In Lower Burgundy, a string of near-independent counties came into existence in the Rhône valley, in the Valentinois, at Orange and in the Comtat Venaissin. But the greatest power was garnered by the heirs of Count Boso. Of the three lines of Bosonids, one came to an end with Hugh of Arles (see above); a second spawned the ‘counts of Provence’ based at Ais (Aix-en-Provence); the third founded the mountainous County of Fourcalquier. The ascendancy of the counts of Provence in the southern parts of the kingdom was near complete but for the rumbustious lords of Baou (Les Baux), whose impregnable fortress and indomitable will defied all comers.
Thanks to the splintering of power, the Arelate declined, and Arles sank into a capital city in name only.
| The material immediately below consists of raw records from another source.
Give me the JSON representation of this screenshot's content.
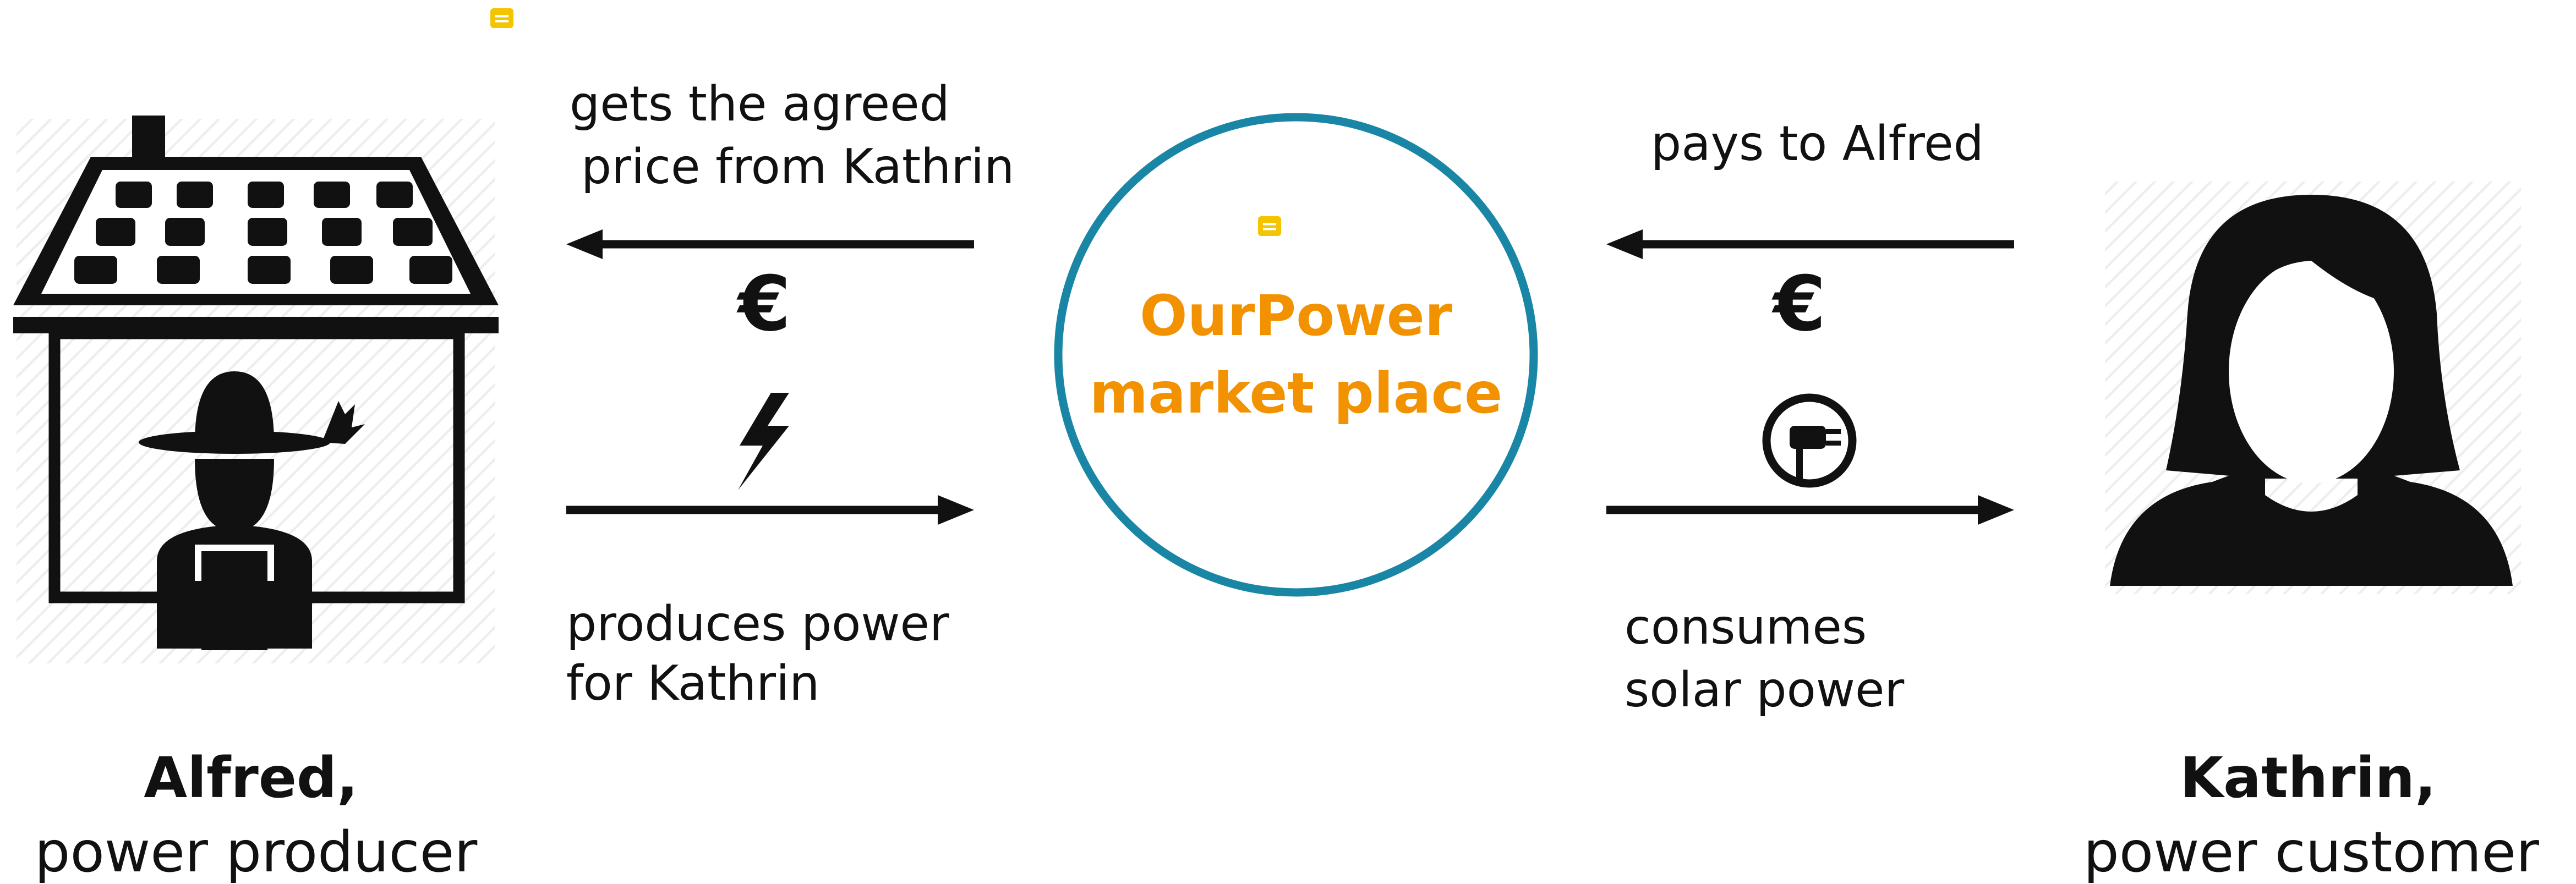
{
  "left_flow": {
    "top_label": [
      "gets the agreed",
      "price from Kathrin"
    ],
    "currency": "€",
    "bottom_label": [
      "produces power",
      "for Kathrin"
    ]
  },
  "right_flow": {
    "top_label": [
      "pays to Alfred"
    ],
    "currency": "€",
    "bottom_label": [
      "consumes",
      "solar power"
    ]
  },
  "center": {
    "title": [
      "OurPower",
      "market place"
    ]
  },
  "producer": {
    "name": "Alfred,",
    "role": "power producer"
  },
  "customer": {
    "name": "Kathrin,",
    "role": "power customer"
  }
}
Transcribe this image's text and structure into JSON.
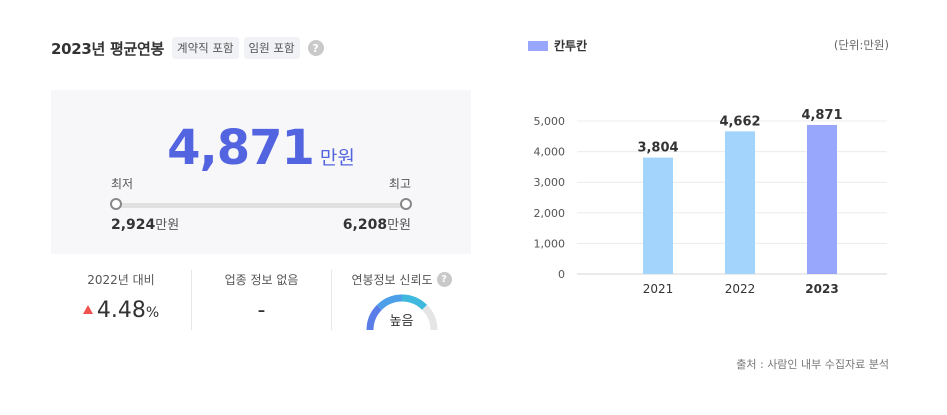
{
  "header": {
    "title": "2023년 평균연봉",
    "tags": [
      "계약직 포함",
      "임원 포함"
    ],
    "help_icon": "?"
  },
  "salary": {
    "average": "4,871",
    "unit": "만원",
    "min_label": "최저",
    "max_label": "최고",
    "min_value": "2,924",
    "max_value": "6,208"
  },
  "stats": {
    "change_label": "2022년 대비",
    "change_value": "4.48",
    "change_unit": "%",
    "change_direction": "up",
    "industry_label": "업종 정보 없음",
    "industry_value": "-",
    "reliability_label": "연봉정보 신뢰도",
    "reliability_value": "높음"
  },
  "chart": {
    "legend": "칸투칸",
    "unit_note": "(단위:만원)",
    "source": "출처 : 사람인 내부 수집자료 분석"
  },
  "chart_data": {
    "type": "bar",
    "categories": [
      "2021",
      "2022",
      "2023"
    ],
    "values": [
      3804,
      4662,
      4871
    ],
    "value_labels": [
      "3,804",
      "4,662",
      "4,871"
    ],
    "highlight_index": 2,
    "yticks": [
      "0",
      "1,000",
      "2,000",
      "3,000",
      "4,000",
      "5,000"
    ],
    "ylim": [
      0,
      5000
    ],
    "colors": {
      "normal": "#a3d4fb",
      "highlight": "#98a6fb",
      "grid": "#ececec"
    }
  },
  "colors": {
    "accent": "#5264e0",
    "increase": "#ef5350"
  }
}
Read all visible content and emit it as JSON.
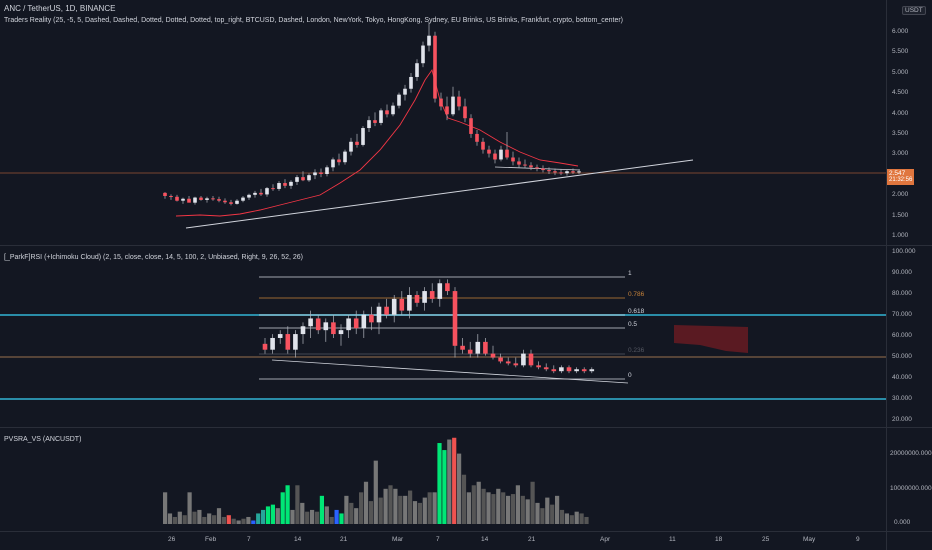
{
  "main_pane": {
    "title": "ANC / TetherUS, 1D, BINANCE",
    "indicator": "Traders Reality (25, -5, 5, Dashed, Dashed, Dotted, Dotted, Dotted, top_right, BTCUSD, Dashed, London, NewYork, Tokyo, HongKong, Sydney, EU Brinks, US Brinks, Frankfurt, crypto, bottom_center)",
    "currency": "USDT",
    "last_price": "2.547",
    "countdown": "21:32:56",
    "y_ticks": [
      "6.000",
      "5.500",
      "5.000",
      "4.500",
      "4.000",
      "3.500",
      "3.000",
      "2.500",
      "2.000",
      "1.500",
      "1.000"
    ]
  },
  "rsi_pane": {
    "title": "[_ParkF]RSI (+Ichimoku Cloud) (2, 15, close, close, 14, 5, 100, 2, Unbiased, Right, 9, 26, 52, 26)",
    "y_ticks": [
      "100.000",
      "90.000",
      "80.000",
      "70.000",
      "60.000",
      "50.000",
      "40.000",
      "30.000",
      "20.000"
    ],
    "fib_labels": [
      "1",
      "0.786",
      "0.618",
      "0.5",
      "0.236",
      "0"
    ]
  },
  "volume_pane": {
    "title": "PVSRA_VS (ANCUSDT)",
    "y_ticks": [
      "20000000.000",
      "10000000.000",
      "0.000"
    ]
  },
  "x_axis": [
    "26",
    "Feb",
    "7",
    "14",
    "21",
    "Mar",
    "7",
    "14",
    "21",
    "Apr",
    "11",
    "18",
    "25",
    "May",
    "9"
  ],
  "chart_data": [
    {
      "type": "candlestick",
      "pane": "price",
      "ylim": [
        0.8,
        6.4
      ],
      "ohlc": [
        [
          2.0,
          2.02,
          1.85,
          1.92
        ],
        [
          1.92,
          1.96,
          1.82,
          1.9
        ],
        [
          1.9,
          1.95,
          1.78,
          1.8
        ],
        [
          1.8,
          1.88,
          1.72,
          1.85
        ],
        [
          1.85,
          1.92,
          1.78,
          1.75
        ],
        [
          1.75,
          1.9,
          1.7,
          1.88
        ],
        [
          1.88,
          1.92,
          1.8,
          1.82
        ],
        [
          1.82,
          1.9,
          1.75,
          1.86
        ],
        [
          1.86,
          1.92,
          1.8,
          1.84
        ],
        [
          1.84,
          1.9,
          1.76,
          1.8
        ],
        [
          1.8,
          1.86,
          1.72,
          1.76
        ],
        [
          1.76,
          1.82,
          1.68,
          1.72
        ],
        [
          1.72,
          1.84,
          1.7,
          1.8
        ],
        [
          1.8,
          1.92,
          1.76,
          1.88
        ],
        [
          1.88,
          1.98,
          1.82,
          1.95
        ],
        [
          1.95,
          2.05,
          1.88,
          2.0
        ],
        [
          2.0,
          2.1,
          1.92,
          1.96
        ],
        [
          1.96,
          2.15,
          1.9,
          2.12
        ],
        [
          2.12,
          2.22,
          2.05,
          2.1
        ],
        [
          2.1,
          2.3,
          2.05,
          2.25
        ],
        [
          2.25,
          2.35,
          2.12,
          2.18
        ],
        [
          2.18,
          2.32,
          2.1,
          2.28
        ],
        [
          2.28,
          2.45,
          2.2,
          2.4
        ],
        [
          2.4,
          2.55,
          2.3,
          2.32
        ],
        [
          2.32,
          2.5,
          2.28,
          2.45
        ],
        [
          2.45,
          2.6,
          2.35,
          2.52
        ],
        [
          2.52,
          2.62,
          2.4,
          2.48
        ],
        [
          2.48,
          2.7,
          2.42,
          2.65
        ],
        [
          2.65,
          2.9,
          2.55,
          2.85
        ],
        [
          2.85,
          3.0,
          2.7,
          2.78
        ],
        [
          2.78,
          3.1,
          2.72,
          3.05
        ],
        [
          3.05,
          3.4,
          2.95,
          3.3
        ],
        [
          3.3,
          3.5,
          3.15,
          3.22
        ],
        [
          3.22,
          3.7,
          3.18,
          3.65
        ],
        [
          3.65,
          3.95,
          3.55,
          3.85
        ],
        [
          3.85,
          4.05,
          3.7,
          3.78
        ],
        [
          3.78,
          4.15,
          3.72,
          4.1
        ],
        [
          4.1,
          4.25,
          3.92,
          4.0
        ],
        [
          4.0,
          4.3,
          3.95,
          4.22
        ],
        [
          4.22,
          4.55,
          4.15,
          4.5
        ],
        [
          4.5,
          4.75,
          4.35,
          4.65
        ],
        [
          4.65,
          5.05,
          4.55,
          4.95
        ],
        [
          4.95,
          5.4,
          4.85,
          5.3
        ],
        [
          5.3,
          5.85,
          5.2,
          5.75
        ],
        [
          5.75,
          6.35,
          5.6,
          6.0
        ],
        [
          6.0,
          6.1,
          4.3,
          4.4
        ],
        [
          4.4,
          4.55,
          4.1,
          4.2
        ],
        [
          4.2,
          4.45,
          3.85,
          4.0
        ],
        [
          4.0,
          4.7,
          3.95,
          4.45
        ],
        [
          4.45,
          4.6,
          4.1,
          4.2
        ],
        [
          4.2,
          4.4,
          3.8,
          3.9
        ],
        [
          3.9,
          4.0,
          3.4,
          3.5
        ],
        [
          3.5,
          3.6,
          3.2,
          3.3
        ],
        [
          3.3,
          3.4,
          3.0,
          3.1
        ],
        [
          3.1,
          3.2,
          2.9,
          3.0
        ],
        [
          3.0,
          3.1,
          2.75,
          2.85
        ],
        [
          2.85,
          3.2,
          2.8,
          3.1
        ],
        [
          3.1,
          3.55,
          2.85,
          2.9
        ],
        [
          2.9,
          3.05,
          2.7,
          2.8
        ],
        [
          2.8,
          2.9,
          2.65,
          2.72
        ],
        [
          2.72,
          2.85,
          2.62,
          2.7
        ],
        [
          2.7,
          2.78,
          2.58,
          2.65
        ],
        [
          2.65,
          2.72,
          2.55,
          2.62
        ],
        [
          2.62,
          2.7,
          2.52,
          2.58
        ],
        [
          2.58,
          2.65,
          2.48,
          2.55
        ],
        [
          2.55,
          2.62,
          2.45,
          2.52
        ],
        [
          2.52,
          2.6,
          2.45,
          2.5
        ],
        [
          2.5,
          2.58,
          2.44,
          2.55
        ],
        [
          2.55,
          2.62,
          2.48,
          2.52
        ],
        [
          2.52,
          2.6,
          2.48,
          2.547
        ]
      ]
    },
    {
      "type": "candlestick",
      "pane": "rsi",
      "ylim": [
        15,
        102
      ],
      "ohlc": [
        [
          55,
          58,
          50,
          52
        ],
        [
          52,
          60,
          50,
          58
        ],
        [
          58,
          62,
          55,
          60
        ],
        [
          60,
          64,
          50,
          52
        ],
        [
          52,
          62,
          48,
          60
        ],
        [
          60,
          66,
          55,
          64
        ],
        [
          64,
          72,
          58,
          68
        ],
        [
          68,
          70,
          60,
          62
        ],
        [
          62,
          68,
          56,
          66
        ],
        [
          66,
          70,
          58,
          60
        ],
        [
          60,
          65,
          54,
          62
        ],
        [
          62,
          70,
          58,
          68
        ],
        [
          68,
          72,
          60,
          63
        ],
        [
          63,
          72,
          58,
          70
        ],
        [
          70,
          74,
          62,
          66
        ],
        [
          66,
          76,
          60,
          74
        ],
        [
          74,
          78,
          68,
          70
        ],
        [
          70,
          80,
          66,
          78
        ],
        [
          78,
          82,
          70,
          72
        ],
        [
          72,
          84,
          68,
          80
        ],
        [
          80,
          82,
          74,
          76
        ],
        [
          76,
          84,
          72,
          82
        ],
        [
          82,
          86,
          76,
          78
        ],
        [
          78,
          88,
          74,
          86
        ],
        [
          86,
          88,
          80,
          82
        ],
        [
          82,
          84,
          48,
          54
        ],
        [
          54,
          58,
          50,
          52
        ],
        [
          52,
          56,
          48,
          50
        ],
        [
          50,
          60,
          48,
          56
        ],
        [
          56,
          58,
          49,
          50
        ],
        [
          50,
          54,
          47,
          48
        ],
        [
          48,
          50,
          45,
          46
        ],
        [
          46,
          48,
          44,
          45
        ],
        [
          45,
          48,
          43,
          44
        ],
        [
          44,
          52,
          43,
          50
        ],
        [
          50,
          52,
          43,
          44
        ],
        [
          44,
          46,
          42,
          43
        ],
        [
          43,
          45,
          41,
          42
        ],
        [
          42,
          44,
          40,
          41
        ],
        [
          41,
          44,
          40,
          43
        ],
        [
          43,
          44,
          40,
          41
        ],
        [
          41,
          43,
          40,
          42
        ],
        [
          42,
          43,
          40,
          41
        ],
        [
          41,
          43,
          40,
          42
        ]
      ]
    },
    {
      "type": "bar",
      "pane": "volume",
      "ylim": [
        0,
        25000000
      ],
      "values": [
        9000000,
        3000000,
        2000000,
        3500000,
        2500000,
        9000000,
        3500000,
        4000000,
        2000000,
        3000000,
        2500000,
        4500000,
        2000000,
        2500000,
        1500000,
        1000000,
        1500000,
        2000000,
        1000000,
        3000000,
        4000000,
        5000000,
        5500000,
        4500000,
        9000000,
        11000000,
        4000000,
        11000000,
        6000000,
        3500000,
        4000000,
        3500000,
        8000000,
        5000000,
        2000000,
        4000000,
        3000000,
        8000000,
        6000000,
        4500000,
        9000000,
        12000000,
        6500000,
        18000000,
        7500000,
        10000000,
        11000000,
        10000000,
        8000000,
        8000000,
        9500000,
        6500000,
        6000000,
        7500000,
        9000000,
        9000000,
        23000000,
        21000000,
        24000000,
        24500000,
        20000000,
        14000000,
        9000000,
        11000000,
        12000000,
        10000000,
        9000000,
        8500000,
        10000000,
        9000000,
        8000000,
        8500000,
        11000000,
        8000000,
        7000000,
        12000000,
        6000000,
        4500000,
        7500000,
        5500000,
        8000000,
        4000000,
        3000000,
        2500000,
        3500000,
        3000000,
        2000000
      ],
      "colors": [
        "#777777",
        "#777777",
        "#555555",
        "#777777",
        "#555555",
        "#777777",
        "#555555",
        "#777777",
        "#555555",
        "#777777",
        "#555555",
        "#777777",
        "#555555",
        "#ef5350",
        "#555555",
        "#777777",
        "#555555",
        "#777777",
        "#2962ff",
        "#26a69a",
        "#26a69a",
        "#00e676",
        "#00e676",
        "#777777",
        "#00e676",
        "#00e676",
        "#777777",
        "#555555",
        "#777777",
        "#555555",
        "#777777",
        "#555555",
        "#00e676",
        "#777777",
        "#555555",
        "#2962ff",
        "#00e676",
        "#777777",
        "#555555",
        "#777777",
        "#555555",
        "#777777",
        "#555555",
        "#777777",
        "#555555",
        "#777777",
        "#555555",
        "#777777",
        "#555555",
        "#777777",
        "#555555",
        "#777777",
        "#555555",
        "#777777",
        "#555555",
        "#777777",
        "#00e676",
        "#00e676",
        "#777777",
        "#ef5350",
        "#777777",
        "#555555",
        "#777777",
        "#555555",
        "#777777",
        "#555555",
        "#777777",
        "#555555",
        "#777777",
        "#555555",
        "#777777",
        "#555555",
        "#777777",
        "#555555",
        "#777777",
        "#555555",
        "#777777",
        "#555555",
        "#777777",
        "#555555",
        "#777777",
        "#555555",
        "#777777",
        "#555555",
        "#777777",
        "#555555",
        "#555555"
      ]
    }
  ]
}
No coronations were held there between the tenth and the twelfth century. The magnificent Roman amphitheatre was turned into a castle, and a miserable clutch of dwellings was built for saf
ety inside the arena. The regal church of St Trophine stood outside, waiting for better times. In such conditions, Rudolf III struggled on under ever-growing restrictions. The chroniclers gave him the label of ‘der Faule’ or ‘le Fainéant’ and ‘the Pious’, which together make for a ‘holy loafer’. He was particularly disturbed by the depredations of the counts-palatine from the north, against whom he called in Heinrich (Henry) II, king of the Germans. Heinrich’s price – like that of Duke William of Normandy in this same era – was to extract a promise to appoint him sole heir apparent. Rudolf was childless, and the succession was likely to be claimed by his cousin, Odo II of Champagne, one of the most terrifying warriors of a terrifying age. In the event, Heinrich (r. 1014–24) died before Rudolf did. But the promise was not forgotten.
The matter came to a head in 1032. As expected, Rudolf died without issue. As expected, the throne of the Two Burgundies was immediately disputed both by Odo of Champagne and by Heinrich’s son, the Emperor Conrad II. The emperor won, because Odo’s claim was denounced by his feudal superior, the king of France. So a measure of international recognition was granted as the ‘realm of Two Burgundies’ passed painlessly into the possession of the German emperors. It would stay there, in theory at least, until the very last fragment fell to the French over six centuries later.
The Holy Roman Empire of the German Nation, as it came to be called, was not a simple organism. In its later stages, it was said to contain as many princely states as there were days in the year. But after 1032, its basic threefold structure consisted of the Kingdom of Germany (Regnum Teutonicum), the Kingdom of Italy (Regnum Italiae) and the Kingdom of Burgundy (Regnum Burgundiae), that is the ‘Kingdom of Arles’ as renamed after incorporation, and commonly known in German as the Königreich von Burgund. Now, therefore, only two Burgundies were functioning: the dependent duchy within France and the dependent kingdom within the Empire. Should the latter be counted as a new entity or not? Bryce thought not, and treats it as a simple continuation of the Kingdom of Arles. Yet the contrary arguments are persuasive. The political context had changed radically, and the territorial base would change, too. Within a century of 1032, imperial Burgundy would experience further transformations. It is counted here as the seventh kingdom.